Indeed, if I take off kaggle_seguro
from the top of the list here, mars craters (and the whole test) runs with no problem. https://github.com/paris-saclay-cds/ramp-workflow/blob/cv_bagging/rampwf/kits/ramp_kit.py#L11
From what I could understand, travis is downloading the mars crater data before the testing of the kaggle_seguro
is complete. Therefore the data_path
variable set to '.' refers to the mars_crater
directory and not the kaggle_seguro
one, hence the trouble we're having.
We need to add some coordination.
It happens also locally, running pytest, but I guess it's the same problem. I could get around it by catching Exception
instead of AttributeError
, but it's somewhat unsatisfying. If what you're saying is true, we may have other sync problems. The good news is that this is strictly a testing issue since in no other places we will loop through different starting kits.
you have no async code. How can this happen?
OK, I found the problem, it was the same that made imp-ed modules unpickleable: we forgot to name the modules.
I think I'm finished. Please @aboucaud @glemaitre @jorisvandenbossche review the code. Also add comments where you think I should comment more, in case some of the additions are unclear. I wouldn't be against some modularization, assert_submission
is pretty long now.
@kegl I like the idea of coloring the output of assert_test_submission to make the overview of the output better, but I think we need a solution that is also compatible with Windows (colored
mentions it is only for linux/unix, and @glemaitre also quickly tested it on windows and it does not seem to work).
There are terminal coloring libraries that can do that I think, but I would personally leave that for a separate PR.

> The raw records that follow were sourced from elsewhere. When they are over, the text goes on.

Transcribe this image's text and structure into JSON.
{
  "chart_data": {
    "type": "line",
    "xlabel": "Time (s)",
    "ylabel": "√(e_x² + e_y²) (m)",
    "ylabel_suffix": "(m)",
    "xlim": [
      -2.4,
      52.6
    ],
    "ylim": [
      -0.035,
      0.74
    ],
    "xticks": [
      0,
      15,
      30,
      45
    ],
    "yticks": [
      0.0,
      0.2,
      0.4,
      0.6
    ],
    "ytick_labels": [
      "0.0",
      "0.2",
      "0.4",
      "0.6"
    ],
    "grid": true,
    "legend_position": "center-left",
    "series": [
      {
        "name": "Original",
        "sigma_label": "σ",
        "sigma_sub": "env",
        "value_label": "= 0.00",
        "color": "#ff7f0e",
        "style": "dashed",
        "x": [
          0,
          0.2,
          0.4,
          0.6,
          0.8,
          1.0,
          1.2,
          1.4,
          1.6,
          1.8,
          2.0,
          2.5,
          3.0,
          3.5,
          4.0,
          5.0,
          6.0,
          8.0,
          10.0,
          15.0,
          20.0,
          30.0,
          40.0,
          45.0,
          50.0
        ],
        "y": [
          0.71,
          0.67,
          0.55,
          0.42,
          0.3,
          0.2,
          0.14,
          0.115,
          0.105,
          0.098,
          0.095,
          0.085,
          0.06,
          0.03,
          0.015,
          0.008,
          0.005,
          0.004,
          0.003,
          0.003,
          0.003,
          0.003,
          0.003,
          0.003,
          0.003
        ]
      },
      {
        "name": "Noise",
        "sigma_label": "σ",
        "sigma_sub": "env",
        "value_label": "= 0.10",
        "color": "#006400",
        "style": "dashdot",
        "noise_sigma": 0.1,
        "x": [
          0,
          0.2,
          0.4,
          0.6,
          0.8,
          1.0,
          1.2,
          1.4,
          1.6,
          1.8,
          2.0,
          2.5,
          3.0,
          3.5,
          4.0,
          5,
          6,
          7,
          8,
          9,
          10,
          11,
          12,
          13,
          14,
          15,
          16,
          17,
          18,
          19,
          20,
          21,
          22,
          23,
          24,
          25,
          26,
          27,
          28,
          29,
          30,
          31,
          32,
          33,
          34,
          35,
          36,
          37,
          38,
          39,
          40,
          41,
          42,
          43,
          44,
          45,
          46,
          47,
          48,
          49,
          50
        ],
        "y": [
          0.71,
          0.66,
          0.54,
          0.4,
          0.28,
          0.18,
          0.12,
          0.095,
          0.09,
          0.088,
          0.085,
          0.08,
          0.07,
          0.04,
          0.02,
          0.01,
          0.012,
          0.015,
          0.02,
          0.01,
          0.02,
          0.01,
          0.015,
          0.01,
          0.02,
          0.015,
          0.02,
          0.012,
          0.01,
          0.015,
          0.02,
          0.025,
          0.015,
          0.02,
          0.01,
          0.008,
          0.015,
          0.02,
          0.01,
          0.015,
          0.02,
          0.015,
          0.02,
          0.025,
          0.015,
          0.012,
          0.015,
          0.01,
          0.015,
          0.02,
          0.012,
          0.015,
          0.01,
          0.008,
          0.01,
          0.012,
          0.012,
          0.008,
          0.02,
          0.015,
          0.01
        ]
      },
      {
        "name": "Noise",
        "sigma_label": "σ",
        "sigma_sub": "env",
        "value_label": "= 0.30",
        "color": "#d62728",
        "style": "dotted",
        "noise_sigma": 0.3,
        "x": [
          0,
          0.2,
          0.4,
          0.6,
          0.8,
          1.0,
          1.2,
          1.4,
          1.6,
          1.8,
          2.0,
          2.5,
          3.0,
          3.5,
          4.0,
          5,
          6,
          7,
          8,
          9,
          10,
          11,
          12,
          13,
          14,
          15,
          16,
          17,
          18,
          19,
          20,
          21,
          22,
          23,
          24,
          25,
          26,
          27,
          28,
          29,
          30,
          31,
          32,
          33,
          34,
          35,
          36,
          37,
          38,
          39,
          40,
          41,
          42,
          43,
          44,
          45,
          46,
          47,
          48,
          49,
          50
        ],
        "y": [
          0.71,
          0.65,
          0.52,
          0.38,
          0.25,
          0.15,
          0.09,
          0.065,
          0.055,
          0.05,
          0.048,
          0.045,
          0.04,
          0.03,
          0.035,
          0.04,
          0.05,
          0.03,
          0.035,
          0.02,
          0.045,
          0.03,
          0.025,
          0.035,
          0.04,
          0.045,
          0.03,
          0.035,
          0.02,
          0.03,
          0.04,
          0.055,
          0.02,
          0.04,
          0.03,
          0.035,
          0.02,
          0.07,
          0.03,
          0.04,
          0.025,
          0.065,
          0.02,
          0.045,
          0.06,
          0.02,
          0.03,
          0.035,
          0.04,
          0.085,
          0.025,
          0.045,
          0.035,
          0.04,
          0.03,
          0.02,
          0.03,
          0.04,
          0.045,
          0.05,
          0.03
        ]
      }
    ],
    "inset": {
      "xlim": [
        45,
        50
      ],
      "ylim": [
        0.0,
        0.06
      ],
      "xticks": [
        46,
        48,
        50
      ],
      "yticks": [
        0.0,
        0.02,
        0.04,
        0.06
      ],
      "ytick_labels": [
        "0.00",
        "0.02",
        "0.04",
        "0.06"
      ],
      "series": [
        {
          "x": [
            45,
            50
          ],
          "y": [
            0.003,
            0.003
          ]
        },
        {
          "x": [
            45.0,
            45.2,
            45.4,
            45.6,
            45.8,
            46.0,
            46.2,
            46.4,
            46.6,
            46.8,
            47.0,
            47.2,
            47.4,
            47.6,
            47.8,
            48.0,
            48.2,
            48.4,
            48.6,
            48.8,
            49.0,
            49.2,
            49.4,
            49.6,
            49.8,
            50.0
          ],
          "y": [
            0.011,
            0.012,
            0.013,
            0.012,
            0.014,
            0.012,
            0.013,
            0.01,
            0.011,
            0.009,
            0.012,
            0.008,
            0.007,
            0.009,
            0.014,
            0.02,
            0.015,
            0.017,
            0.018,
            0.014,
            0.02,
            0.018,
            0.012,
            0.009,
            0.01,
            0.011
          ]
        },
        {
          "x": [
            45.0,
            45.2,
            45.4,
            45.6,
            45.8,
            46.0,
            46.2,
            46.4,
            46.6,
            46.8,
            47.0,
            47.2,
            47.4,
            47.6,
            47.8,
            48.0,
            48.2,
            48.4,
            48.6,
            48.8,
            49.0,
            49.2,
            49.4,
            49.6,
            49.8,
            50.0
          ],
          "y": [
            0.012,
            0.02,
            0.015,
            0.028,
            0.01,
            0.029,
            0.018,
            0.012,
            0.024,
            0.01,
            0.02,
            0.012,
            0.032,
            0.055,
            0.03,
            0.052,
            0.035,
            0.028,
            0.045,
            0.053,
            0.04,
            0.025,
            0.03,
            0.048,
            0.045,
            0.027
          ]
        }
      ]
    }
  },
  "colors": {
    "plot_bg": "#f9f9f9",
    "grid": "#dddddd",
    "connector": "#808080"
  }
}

Small miscommunication with @glemaitre: it does not work on Windows, but also does not output any garbage (it just ignores it). So then might be fine to keep, although it would still be nice to have something that works cross-platform
what's the meaning of colors?
I agree that we need to cut up assert_submission
, will work on this.
I made the warning disappear, a bit hacky, see next commit.
Yes, I went overboard with colors. I like that the yellow stands out and shows me where the run started when I scroll back. Then green/blue/red is train/valid/test, and bright means the official score. My main purpose in the beginning was to make the official test scores stand out (bright red). Let's keep this open for now, see how it feels after getting used to it.
Not much code but will need careful review. Make it more pythonesque.